Si abbassano le serrande del negozio Luisaviaroma in via dei Tosinghi, nel centro di Firenze. La decisione si inserisce nel più ampio processo di riequilibrio finanziario avviato dalla piattaforma di lusso online guidata dall’amministratore delegato Tommaso Maria Andorlini. Nei giorni scorsi, l’azienda ha ottenuto dal tribunale l’accesso al concordato semplificato con finalità liquidatoria.
La notizia ha suscitato preoccupazione anche a livello istituzionale. L’assessore al lavoro del Comune di Firenze, Dario Danti, ha parlato di una scelta “che colpisce e genera forte allarme”, sottolineando la necessità di garantire chiarezza nei rapporti con le parti sociali e massima attenzione alla tutela dei lavoratori coinvolti.
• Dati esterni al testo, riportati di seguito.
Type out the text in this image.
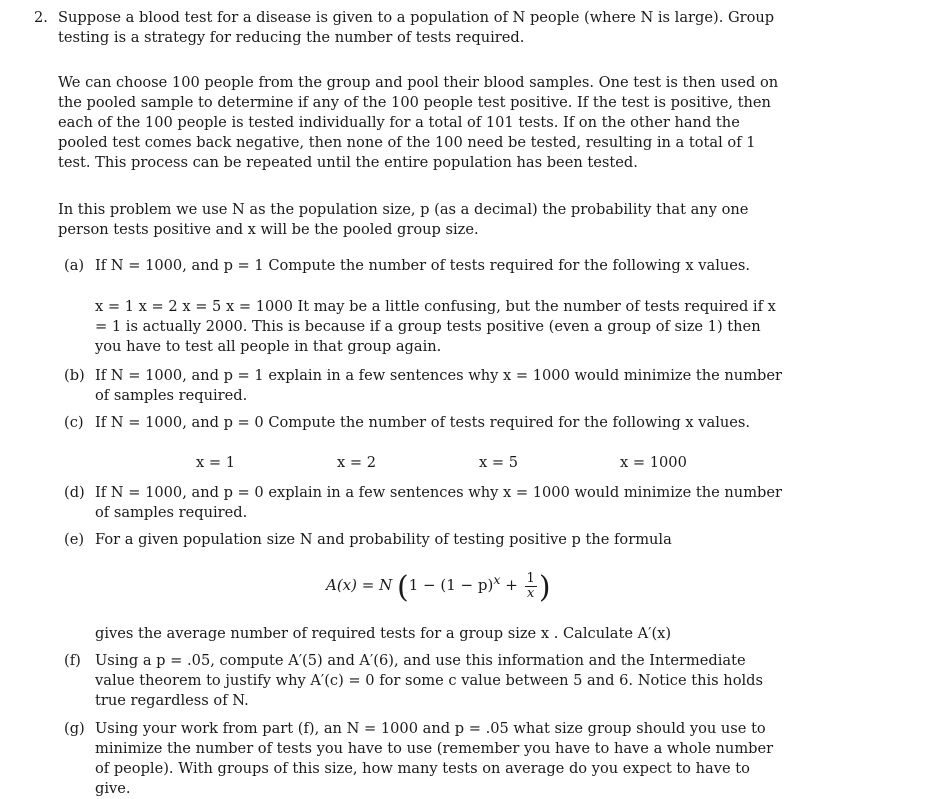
2. Suppose a blood test for a disease is given to a population of N people (where N is large). Group testing is a strategy for reducing the number of tests required.

We can choose 100 people from the group and pool their blood samples. One test is then used on the pooled sample to determine if any of the 100 people test positive. If the test is positive, then each of the 100 people is tested individually for a total of 101 tests. If on the other hand the pooled test comes back negative, then none of the 100 need be tested, resulting in a total of 1 test. This process can be repeated until the entire population has been tested.

In this problem we use N as the population size, p (as a decimal) the probability that any one person tests positive and x will be the pooled group size.

(a) If N = 1000, and p = 1 Compute the number of tests required for the following x values.

x = 1 x = 2 x = 5 x = 1000 It may be a little confusing, but the number of tests required if x = 1 is actually 2000. This is because if a group tests positive (even a group of size 1) then you have to test all people in that group again.

(b) If N = 1000, and p = 1 explain in a few sentences why x = 1000 would minimize the number of samples required.
(c) If N = 1000, and p = 0 Compute the number of tests required for the following x values.
x = 1	x = 2	x = 5	x = 1000
(d) If N = 1000, and p = 0 explain in a few sentences why x = 1000 would minimize the number of samples required.
(e) For a given population size N and probability of testing positive p the formula
A(x) = N ($1 - (1 - p)^x + \frac{1}{x}$ )

gives the average number of required tests for a group size x . Calculate A′(x)

(f) Using a p = .05, compute A′(5) and A′(6), and use this information and the Intermediate value theorem to justify why A′(c) = 0 for some c value between 5 and 6. Notice this holds true regardless of N.
(g) Using your work from part (f), an N = 1000 and p = .05 what size group should you use to minimize the number of tests you have to use (remember you have to have a whole number of people). With groups of this size, how many tests on average do you expect to have to give.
Un possibile sviluppo della crisi potrebbe emergere già nel prossimo incontro convocato dalla Regione Toscana per il 20 aprile. In quell’occasione, l’azienda ha assicurato la presenza di potenziali investitori con cui sarebbero in corso trattative, nel tentativo di preservare la continuità operativa.
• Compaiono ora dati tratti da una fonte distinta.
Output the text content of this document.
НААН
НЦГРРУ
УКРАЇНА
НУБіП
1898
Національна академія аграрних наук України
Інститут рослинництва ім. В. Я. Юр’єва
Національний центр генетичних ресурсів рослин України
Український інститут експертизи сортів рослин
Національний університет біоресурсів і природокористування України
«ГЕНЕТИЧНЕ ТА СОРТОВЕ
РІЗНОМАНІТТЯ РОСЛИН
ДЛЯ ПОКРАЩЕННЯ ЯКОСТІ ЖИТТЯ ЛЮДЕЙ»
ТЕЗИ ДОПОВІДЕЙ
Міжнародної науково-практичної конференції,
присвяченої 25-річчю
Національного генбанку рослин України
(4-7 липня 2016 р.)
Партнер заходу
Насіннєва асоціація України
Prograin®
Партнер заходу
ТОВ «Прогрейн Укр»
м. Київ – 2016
La situazione resta sotto stretta osservazione da parte di sindacati e istituzioni, preoccupati per le ricadute economiche e occupazionali sul territorio. Palazzo Vecchio ha ribadito l’impegno a seguire da vicino l’evoluzione della vicenda e a sostenere i dipendenti coinvolti.
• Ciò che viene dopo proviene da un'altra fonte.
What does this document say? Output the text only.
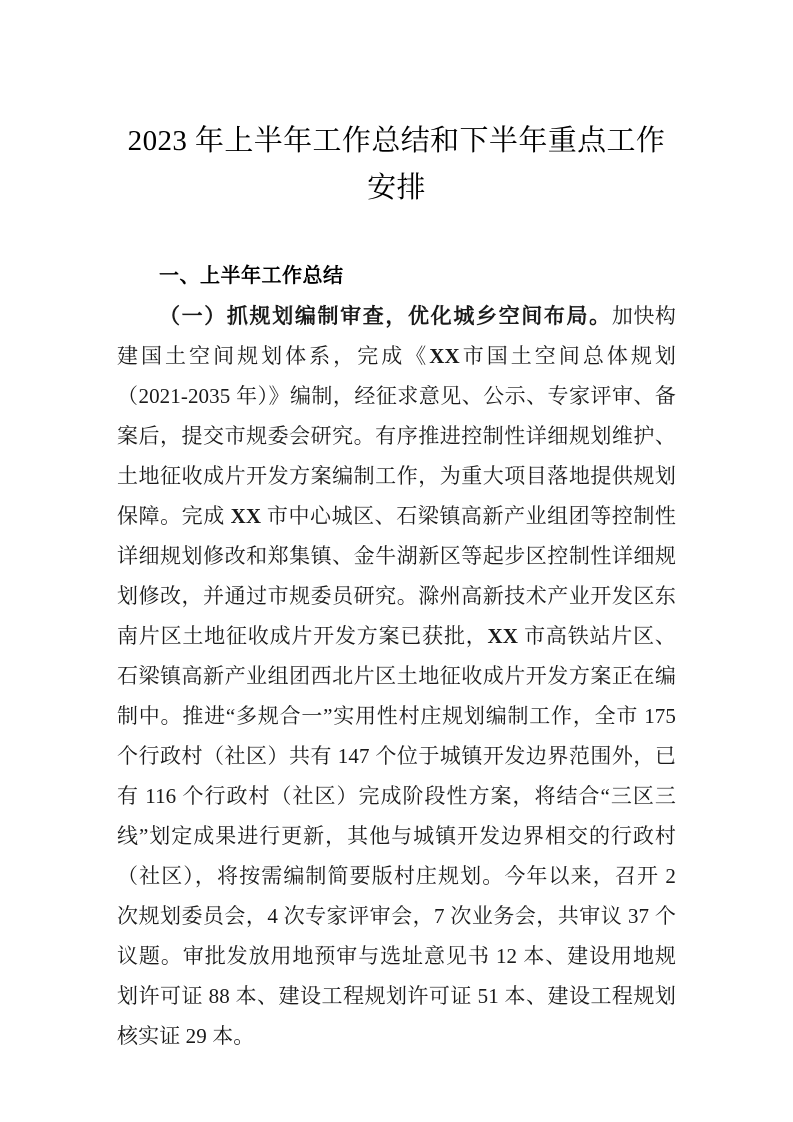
2023 年上半年工作总结和下半年重点工作安排
一、上半年工作总结

（一）抓规划编制审查，优化城乡空间布局。加快构建国土空间规划体系，完成《XX市国土空间总体规划（2021-2035 年）》编制，经征求意见、公示、专家评审、备案后，提交市规委会研究。有序推进控制性详细规划维护、土地征收成片开发方案编制工作，为重大项目落地提供规划保障。完成 XX 市中心城区、石梁镇高新产业组团等控制性详细规划修改和郑集镇、金牛湖新区等起步区控制性详细规划修改，并通过市规委员研究。滁州高新技术产业开发区东南片区土地征收成片开发方案已获批，XX 市高铁站片区、石梁镇高新产业组团西北片区土地征收成片开发方案正在编制中。推进“多规合一”实用性村庄规划编制工作，全市 175 个行政村（社区）共有 147 个位于城镇开发边界范围外，已有 116 个行政村（社区）完成阶段性方案，将结合“三区三线”划定成果进行更新，其他与城镇开发边界相交的行政村（社区），将按需编制简要版村庄规划。今年以来，召开 2 次规划委员会，4 次专家评审会，7 次业务会，共审议 37 个议题。审批发放用地预审与选址意见书 12 本、建设用地规划许可证 88 本、建设工程规划许可证 51 本、建设工程规划核实证 29 本。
Già alla fine del 2025, Luisaviaroma aveva delineato un piano triennale di rilancio e riorganizzazione, dopo che Andorlini aveva assunto il pieno controllo del gruppo rilevando le quote residue detenute dal fondo Style Capital. Il progetto prevedeva lo sviluppo di marchi proprietari, il potenziamento dell’e-commerce attraverso collaborazioni con boutique italiane di alto livello e la trasformazione dello store di New York in un punto di riferimento per il made in Italy.